Uremic leontiasis ossia (ULO) is a rare manifestation of renal osteodystrophy in) patients with end-stage chronic kidney disease (CKD) and secondary hyperparathyroidism (SHPTH). It occurs due to increased osteoclastic activity secondary to high plasmatic parathyroid hormone (PTH) levels. This leads to bone deformation with thickening and massive enlargement of the cranial vault, resulting in a leonine face appearance. Imaging such as CT scans of the head and neck can reveal bone remodeling, which aids in diagnosing ULO in patients with elevated PTH. Treatment requires a multidisciplinary approach, including medical management of SHPTH, parathyroidectomy, and osteoplasty under a maxillofacial surgery specialist to correct anatomical abnormalities.

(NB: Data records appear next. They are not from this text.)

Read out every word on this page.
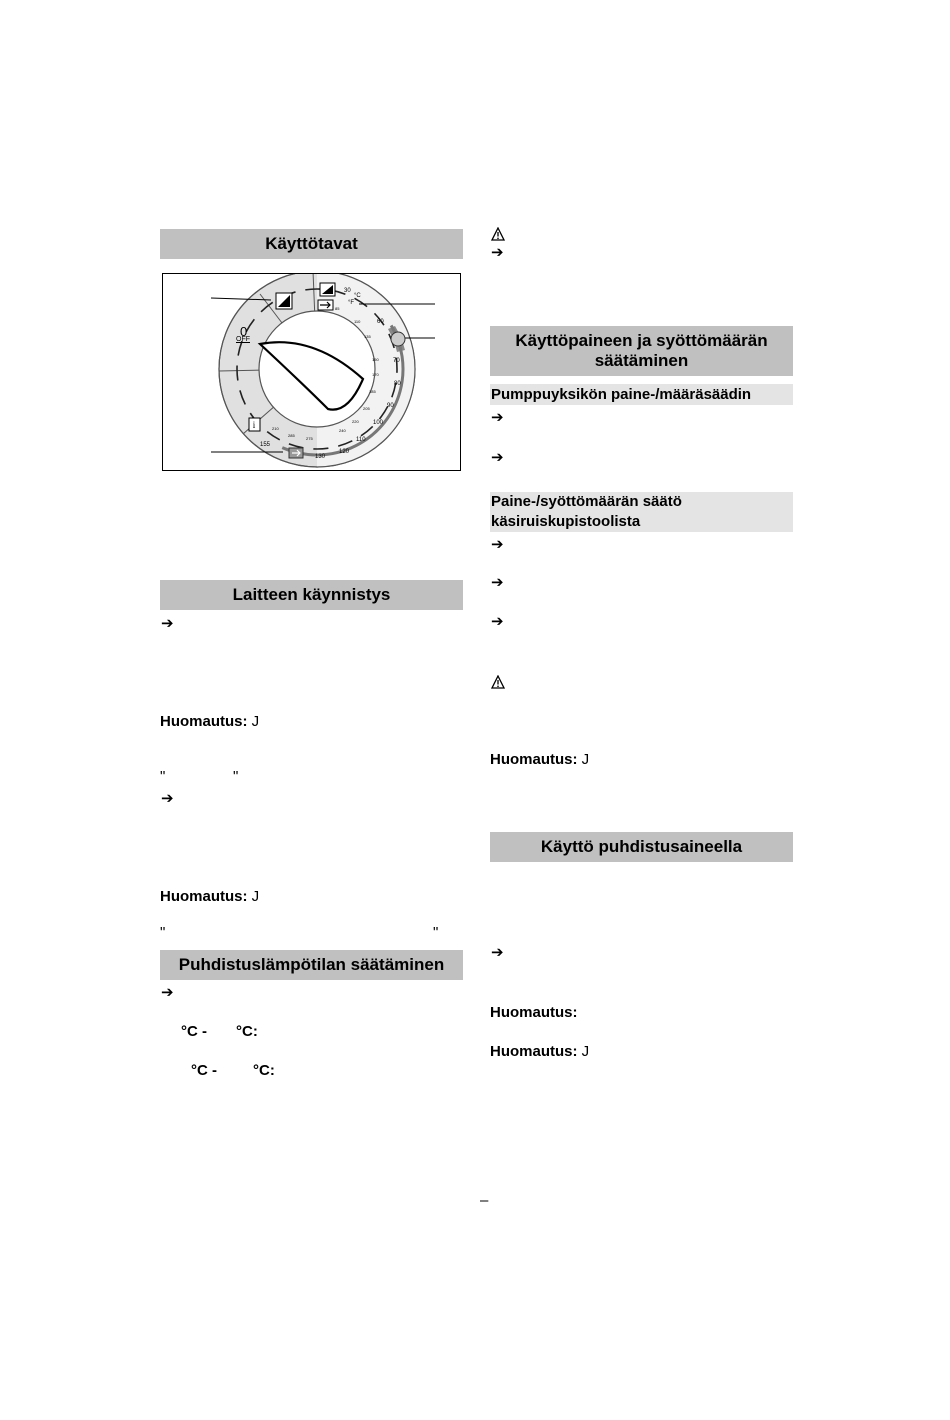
Käyttötavat
i
0
OFF
30
°C
°F
60
70
80
90
100
110
120
130
155
85
110
135
150
170
185
205
220
240
275
285
210
Laitteen käynnistys
➔
Huomautus: J
"	"
➔
Huomautus: J
"	"
Puhdistuslämpötilan säätäminen
➔
°C - °C:
°C - °C:
➔
Käyttöpaineen ja syöttömäärän säätäminen
Pumppuyksikön paine-/määräsäädin
➔
➔
Paine-/syöttömäärän säätö
käsiruiskupistoolista
➔
➔
➔
Huomautus: J
Käyttö puhdistusaineella
➔
Huomautus:
Huomautus: J
–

Aim: Herein, we present a case report of a patient with ULO, demonstrating valuable insights into early recognition and multidisciplinary management of the disease.
Case report: A 39-year-old female patient with a past medical history of CKD on hemodialysis, hypertension, and SHPTH. The patient was admitted for total parathyroidectomy due to non-toxic multinodular goiter. Physical exam shows a nonpainful increasing bilateral growth of maxillary and mandibular bone, loss of nasolabial folds, and widening of the nares, resulting in a leonine appearance. Relevant laboratory exams showed a plasmatic PTH level of 4557 pg/ml. CT scan of the head and neck shows tunnel-like bones in the cranial vault consistent with ULO. The patient underwent total thyroidectomy and subtotal parathyroidectomy without complications. Laboratory exams on the first day post-surgery showed improvement in PTH plasmatic levels.
Conclusion: ULO is a rare disease and poses a diagnostic challenge. Early recognition of clinical features of ULO and elevated PTH levels in end-stage CKD patients is essential for a prompt diagnosis and appropriate treatment to avoid the consequences of ULO.